Indeed, much of the most urgent drama in this pedantically flashback-riddled film unfolds in the past tense, beginning with how the blonde-haired, milk-skinned Lilly came to settle in Africa in the first place. Abandoned at the age of seven in a Moroccan Sufi shrine by British hippie parents (Sophie Kennedy Clark, Gavin Drea), she is raised by spiritual leader the Great Abdal (Estad Tewfik Yusuf Mohamed) as a dedicated Qu’ran scholar, all but oblivious to her European heritage. As a teenager, she undertakes a pilgrimage to Ethiopia, lodging with a humble family under the wary eye of local sheikh’s wife Gishta — played with sharp, scorched hostility by Edelework Tassew, making her the first of several women here whom we’d like to know better. Dreamy village doctor Aziz (Yahya Abdul-Mateen II) takes a rather kinder interest in the pale outsider; cue a gentle, nervous romance.

“Do I risk the chance of paradise in the next life to be with you in this one?” Lilly frets insipidly, though she doesn’t have long to mull it over. Rising political tensions between military junta the Derg and anti-government rebels (Aziz riskily among them) force her to flee, joining the influx of refugees to Britain: ostensibly her homeland but alien territory in her mind, gray in all senses. There’s a film’s worth of material in that setup alone — and the Ethiopian scenes are certainly the liveliest here, energised by the sunburned pastels of Tim Fleming’s lensing and Mehari’s earthy, unforced sense of place and time.

Yet the bulk of “Sweetness in the Belly” centers on Lilly’s glum new life in London, which is rather less action-packed: Settling in a musty apartment with Ethiopian adversary-turned-ally Amina (the magnetic Wunmi Mosaku), she finds suitably virtuous work as a junior hospital nurse, desperately awaiting news of Aziz whilst resisting the chaste, charming advances of gawky British-Indian doctor Robin (“The Big Bang Theory” star Kunal Nayyar, given scarcely a sliver of a character to build on). Lilly’s largely interior journey of mourning and healing is shared with that of Amina — a more street-smart mother-of-two whose husband also went missing in the conflict, and who endured horrific abuse in the refugee camps.

It’s an easier arc to enliven in a novel than it is on screen.
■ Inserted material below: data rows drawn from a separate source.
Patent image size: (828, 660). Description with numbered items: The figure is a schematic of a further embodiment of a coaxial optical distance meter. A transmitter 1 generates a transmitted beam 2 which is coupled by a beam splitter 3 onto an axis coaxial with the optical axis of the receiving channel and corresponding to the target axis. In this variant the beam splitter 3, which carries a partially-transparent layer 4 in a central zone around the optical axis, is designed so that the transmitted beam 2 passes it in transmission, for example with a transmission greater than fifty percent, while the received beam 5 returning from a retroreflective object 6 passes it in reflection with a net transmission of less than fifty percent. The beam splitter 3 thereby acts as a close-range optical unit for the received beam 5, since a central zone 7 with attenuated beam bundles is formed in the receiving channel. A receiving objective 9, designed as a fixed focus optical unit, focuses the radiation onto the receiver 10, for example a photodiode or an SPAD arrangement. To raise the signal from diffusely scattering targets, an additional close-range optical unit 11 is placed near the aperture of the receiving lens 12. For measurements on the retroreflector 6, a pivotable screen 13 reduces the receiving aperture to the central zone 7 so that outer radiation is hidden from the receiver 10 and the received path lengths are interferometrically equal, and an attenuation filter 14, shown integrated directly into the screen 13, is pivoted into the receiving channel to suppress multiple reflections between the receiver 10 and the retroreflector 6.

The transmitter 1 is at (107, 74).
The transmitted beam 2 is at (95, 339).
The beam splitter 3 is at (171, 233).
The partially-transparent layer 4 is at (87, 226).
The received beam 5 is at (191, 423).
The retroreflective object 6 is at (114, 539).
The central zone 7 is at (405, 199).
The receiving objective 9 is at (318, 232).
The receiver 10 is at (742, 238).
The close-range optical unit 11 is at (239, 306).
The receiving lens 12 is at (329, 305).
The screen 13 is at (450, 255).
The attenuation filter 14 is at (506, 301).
The script sidesteps some franker realities of both women’s stories, yet its subtleties of characterization aren’t rich enough to compensate: Lilly is such a dour, stoic presence throughout that even the passage of time softens to a blur. Mosaku’s Amina is the more vividly wounded, angry, loving presence, to the point that even the film’s climactic plot points are given over to her: There’s a sense here that bets have been hedged in the adaptation process, at some cost to the film’s focus and tension. Pleasant and picturesque throughout, “Sweetness in the Belly” is most affecting as a story where everyone is an outsider in some capacity. That just makes the outsider at its center a little hard to see, a little hard to feel: To dodge a phrase, she never gives you that feeling right there.